Acceptable Risk by Robin Cook

I remain your friend and neighbor,Thomas Goodman.

“These poor people,” Kim murmured. This letter came the closest to anything she’d read so far in communicating to her the personal horror of the Salem witch ordeal, and Kim felt empathy for all involved. She could tell that Thomas was confused and dismayed at being caught between friendship and what he thought was the truth. And Kim’s heart went out to poor Elizabeth, who’d been rendered out of her mind with the mold to the point of terrorizing her own children. It was easy for Kim to understand how the seventeenth-century mind would have ascribed such horrifying and inexplicable behavior to witchcraft.

In the middle of Kim’s empathy she realized that the letter presented something new and disturbing. It was the mention of blood with its implication of violence. Kim didn’t even want to imagine what Elizabeth could have been doing in the shed with the livestock, yet she had to admit it might be significant.

Kim looked back at the letter. She reread the sentence where Thomas described that all the livestock was safe despite the presence of blood. That seemed confusing unless Elizabeth had done something to herself. The thought of self-mutilation made Kim shudder. Its possibility was enhanced by Thomas’s mention of droplets of blood on the floor in the house. But the blood in the house was mentioned in the same sentence with broken objects, suggesting the blood could have come from an inadvertent wound.

Kim sighed. Her mind was a jumble, but one thing was clear. The effect of the fungus was now associated with violence, and Kim thought that was something Edward and the others should know immediately.

Clutching the letter, Kim hastened from the castle and half-ran to the lab. She was out of breath when she entered. She was also immediately surprised: she’d walked into the middle of a celebration.

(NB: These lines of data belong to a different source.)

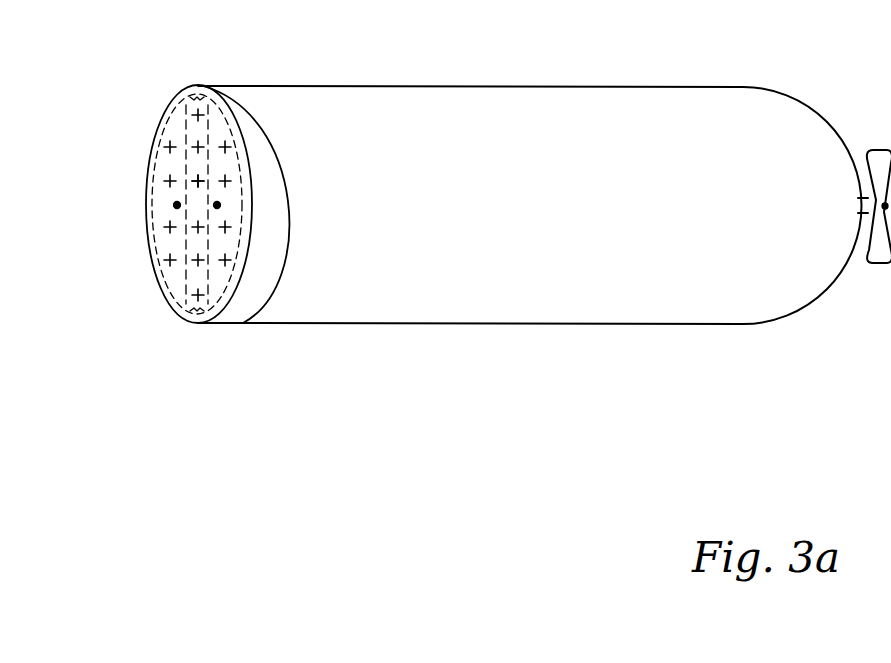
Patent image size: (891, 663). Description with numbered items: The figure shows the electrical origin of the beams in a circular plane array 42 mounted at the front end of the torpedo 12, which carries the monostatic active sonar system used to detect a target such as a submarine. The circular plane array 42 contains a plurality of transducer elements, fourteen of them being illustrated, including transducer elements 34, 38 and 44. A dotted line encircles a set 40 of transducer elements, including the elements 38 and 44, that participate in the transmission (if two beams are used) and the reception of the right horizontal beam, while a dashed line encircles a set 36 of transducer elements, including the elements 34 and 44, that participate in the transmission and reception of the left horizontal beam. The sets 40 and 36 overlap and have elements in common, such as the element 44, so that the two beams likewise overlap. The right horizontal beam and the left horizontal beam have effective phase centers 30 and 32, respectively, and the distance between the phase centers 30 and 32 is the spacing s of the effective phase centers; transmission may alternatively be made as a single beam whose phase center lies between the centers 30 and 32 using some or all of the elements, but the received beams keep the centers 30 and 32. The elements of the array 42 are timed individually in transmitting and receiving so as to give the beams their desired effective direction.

The torpedo 12 is at (525, 86).
The effective phase center 30 is at (175, 205).
The effective phase center 32 is at (219, 205).
The transducer element 34 is at (223, 141).
The set of transducer elements 36 is at (235, 147).
The transducer element 38 is at (163, 147).
The set of transducer elements 40 is at (161, 146).
The circular plane array 42 is at (187, 85).
The transducer element 44 is at (193, 183).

Everyone greeted Kim with great merriment, pulling her over to one of the lab benches where they had uncorked a bottle of champagne. Kim tried to refuse a beakerful but they wouldn’t hear of it. Once again she felt as if she were with a bunch of frolicsome collegians.

As soon as Kim was able, she worked her way over to Edward’s side to ask him what was going on.

“Eleanor, Gloria, and François have just pulled off an amazing feat of analytic chemistry,” Edward explained. “They’ve already determined the structure of one of Ultra’s binding proteins. It’s a huge leap forward. It will allow us to modify Ultra if need be or to design other possible drugs that will bind at the same site.”

“I’m happy for you,” Kim said. “But I want to show you something that I think you ought to see.” She handed him the letter.

Edward quickly scanned the letter. When he looked up at Kim he winked at her. “Congratulations,” he said. “This is the best one yet.” Then, turning to the group he called out: “Listen up, you guys. Kim has found the greatest bit of proof that Elizabeth had been poisoned with the fungus. It will be even better than the diary entry for the article for Science.

The researchers eagerly gathered around. Edward gave them the letter and encouraged them all to read it.

“It’s perfect,” Eleanor said, passing it on to David. “It even mentions she’d been eating. It’s certainly a graphic description how fast the alkaloid works. She’d probably just taken a bite of bread.”

“It’s a good thing you eliminated that hallucinogenic side-chain,” David said. “I wouldn’t want to wake up and find myself out with the cows.”

Everyone laughed except Kim. She looked at Edward and, after waiting for him to stop laughing, asked him if the suggestion of violence in the letter bothered him.

Edward took the letter back and read it more carefully. “You know, you have a good point,” he told Kim when he was finished the second time. “I don’t think I should use this letter for the article after all. It might cause some trouble we don’t need. A few years ago there was an unfortunate rumor fanned by TV talk shows that associated Prozac with violence. It was a problem until it was debunked statistically. I don’t want anything like that to happen to Ultra.”